Historical Friends

Dexter Marsh

I guess anyone who reads makes literary and historical friends: people you like, whose stories are interesting to you and kind of reach out and grab you. Sometimes you get a sense of someone from reading what they wrote or what others wrote about them, so your mind can kind of conjecture what they might say or do in a certain situation.

A lot of people ask, “What would Jesus do?” and try to figure it out. I often ask, “What would Lincoln say?” and kind of leave the question open in the back of my mind and come back in a few days, and generally I find some pretty good answers.

But there’s a fine line here, and if you cross over it, you start thinking that they’re actually talking to you. Ever had that happen?

I liked Dexter Marsh the first time I met him. He was the thirteenth child of a poor family in Turner’s Falls, Massachusetts in the early 1800s, and he never went to school. But he discovered the first traces of dinosaurs in America and belonged to many learned socieities. He used to row up and down the Connecticut River collecting fossilized dinosaur footprints.

Mary Phylinda Dole

I remember wondering if he knew John Putnam, the barber, fiddler and conductor on the Underground Railroad. Then one day I saw a letter in Irmarie Jones’ column in the Greenfield Recorder. It was written by Dexter Marsh’s daughter, who described going out into her yard as a little girl and finding a group of black children. Her mother told her it was only a dream. Of course. You don’t ask a little child to keep a secret; it’s too hard for them.

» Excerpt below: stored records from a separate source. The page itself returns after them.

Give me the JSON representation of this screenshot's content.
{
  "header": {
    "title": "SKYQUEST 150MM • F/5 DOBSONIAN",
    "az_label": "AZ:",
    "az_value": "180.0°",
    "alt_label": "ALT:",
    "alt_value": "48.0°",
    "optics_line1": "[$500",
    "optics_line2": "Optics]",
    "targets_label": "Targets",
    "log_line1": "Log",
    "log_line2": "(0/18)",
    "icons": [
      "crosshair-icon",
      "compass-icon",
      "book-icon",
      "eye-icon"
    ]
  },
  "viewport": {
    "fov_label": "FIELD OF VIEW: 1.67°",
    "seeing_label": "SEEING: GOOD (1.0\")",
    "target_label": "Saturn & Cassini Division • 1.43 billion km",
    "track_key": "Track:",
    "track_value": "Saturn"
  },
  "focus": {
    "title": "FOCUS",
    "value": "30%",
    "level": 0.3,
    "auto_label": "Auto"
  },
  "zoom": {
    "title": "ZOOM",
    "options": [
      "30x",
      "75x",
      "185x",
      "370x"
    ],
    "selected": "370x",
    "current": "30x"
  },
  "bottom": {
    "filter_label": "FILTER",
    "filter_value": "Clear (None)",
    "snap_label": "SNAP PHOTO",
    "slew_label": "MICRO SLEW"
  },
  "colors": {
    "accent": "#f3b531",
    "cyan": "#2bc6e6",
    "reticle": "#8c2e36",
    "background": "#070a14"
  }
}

So that answers that question. Dexter Marsh’s house was a station. But the way I learned it really gave me the feeling that my old friend was actually communicating with me from beyond the grave. I got that tingling up and down my spine that I used to get when Charlie Sheerin preached in St. John’s Chapel to a group of awkward preppies. I think of it as a kind of truth tingle.

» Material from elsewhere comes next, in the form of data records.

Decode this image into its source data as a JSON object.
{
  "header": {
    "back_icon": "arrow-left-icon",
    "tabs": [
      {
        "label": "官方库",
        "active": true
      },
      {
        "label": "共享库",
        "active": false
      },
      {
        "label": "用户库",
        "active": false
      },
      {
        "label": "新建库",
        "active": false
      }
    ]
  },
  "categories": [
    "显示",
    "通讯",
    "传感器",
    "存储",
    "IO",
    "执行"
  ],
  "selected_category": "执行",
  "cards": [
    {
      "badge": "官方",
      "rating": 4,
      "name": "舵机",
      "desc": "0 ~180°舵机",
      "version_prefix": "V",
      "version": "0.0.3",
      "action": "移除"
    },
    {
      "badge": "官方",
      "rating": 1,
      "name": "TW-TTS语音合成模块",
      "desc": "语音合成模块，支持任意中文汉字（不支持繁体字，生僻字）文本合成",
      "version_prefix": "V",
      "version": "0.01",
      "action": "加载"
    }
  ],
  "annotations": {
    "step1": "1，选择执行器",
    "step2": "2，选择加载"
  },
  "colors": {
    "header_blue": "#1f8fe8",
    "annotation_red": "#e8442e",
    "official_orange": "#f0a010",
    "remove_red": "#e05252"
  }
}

Mary Phylinda Dole was a physician in Greenfield in the 1890s who grew up on a farm in Ashfield. I found a copy of her autobiography, which was privately published, at a tag sale in Northfield. That got burned up in a house fire. I got another copy from her niece which I gave to my mom, but I couldn’t find it among her effects when she passed away.

Years later, there it was in the Whately Antiquarian Book Center: a beautiful copy in mint condition with –get this! — ephemera! (Papers tucked inside) There was a review of the book and an article from the Mt. Holyoke alumni bulletin. I got so tingly, I may have done a little dance.